On pretty much every blog you’ll read written by a foreigner living in China, the main focus is always on those little differences in Chinese and Western thinking. Things like the Chinese inability to queue properly, the non-existent health and safety procedures, the ridiculous bureaucracy… and given that my last post was about what I consider to be “funny Chinese habits”, I’m happy to admit that I’m as guilty as anybody else.
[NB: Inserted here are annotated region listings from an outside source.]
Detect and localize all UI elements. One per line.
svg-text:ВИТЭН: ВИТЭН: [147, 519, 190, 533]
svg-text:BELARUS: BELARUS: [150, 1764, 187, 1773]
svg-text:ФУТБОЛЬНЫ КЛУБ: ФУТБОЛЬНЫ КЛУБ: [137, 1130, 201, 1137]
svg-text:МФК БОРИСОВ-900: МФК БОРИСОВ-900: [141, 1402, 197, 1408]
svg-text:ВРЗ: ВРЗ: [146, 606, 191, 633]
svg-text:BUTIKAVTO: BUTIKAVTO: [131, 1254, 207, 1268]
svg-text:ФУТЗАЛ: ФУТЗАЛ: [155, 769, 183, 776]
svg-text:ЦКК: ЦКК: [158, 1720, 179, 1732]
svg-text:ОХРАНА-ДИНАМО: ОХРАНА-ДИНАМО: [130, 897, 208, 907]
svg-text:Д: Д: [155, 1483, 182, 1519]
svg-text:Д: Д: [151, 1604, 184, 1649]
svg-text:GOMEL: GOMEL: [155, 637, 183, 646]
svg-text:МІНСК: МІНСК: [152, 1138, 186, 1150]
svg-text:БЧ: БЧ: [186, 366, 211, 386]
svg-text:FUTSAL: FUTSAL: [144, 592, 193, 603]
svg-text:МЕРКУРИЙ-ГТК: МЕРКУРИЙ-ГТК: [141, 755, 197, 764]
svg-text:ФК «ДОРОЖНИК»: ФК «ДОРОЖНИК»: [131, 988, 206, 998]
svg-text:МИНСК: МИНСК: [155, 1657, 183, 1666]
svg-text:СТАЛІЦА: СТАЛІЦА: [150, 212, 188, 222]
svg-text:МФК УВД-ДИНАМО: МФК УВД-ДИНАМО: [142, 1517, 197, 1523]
However, whenever you read about it you’re usually reading about it from the foreigner’s perspective, making the Chinese version of things seem very odd. So when I read this guide on Chinese-foreigner misunderstandings written by a Chinese person, it actually gave me a little more perspective, particularly things like this:
Chinese believe that you needn’t say “thank you” to family members or good friends after they help you, and that saying such a thing actually implies an unfriendly or estranged relationship. But foreigners are accustomed to saying “thank you” when a family member or good friend helps them, and they are taught to use polite language such as “thanks” and “please”. So, when you’re hanging out with foreigners, you definitely don’t want to be ungenerous with your “thank yous”. Not saying “thanks” will cause foreigners to assume that you are shy or impolite.
As an Englishman who was brought up with the maxim “manners maketh man” firmly in mind, I occasionally get a little bit annoyed when people don’t say thank you, especially if I’ve gone to some effort. Apparently, however, their apparent rudeness is in fact a compliment – they’re implying that your relationship is friendly and close enough that the “thank you” is implicit. Subtle, China. Subtle.
Also, I always thought that “laowai” (老外 – a common word Chinese people use to describe foreigners, literally translated “old foreigner”) had a slightly negative connotation to it. Apparently it’s actually a more respectful term – and now I think about it, the reason I thought there was a derogatory connotation to the word is because of the way other 老外 use the word.
There are plenty of other common cultural misunderstandings on the list, including compliments, eye contact and the odd Chinese habit of giving yourself a round of applause. Well worth the read if such things interest you.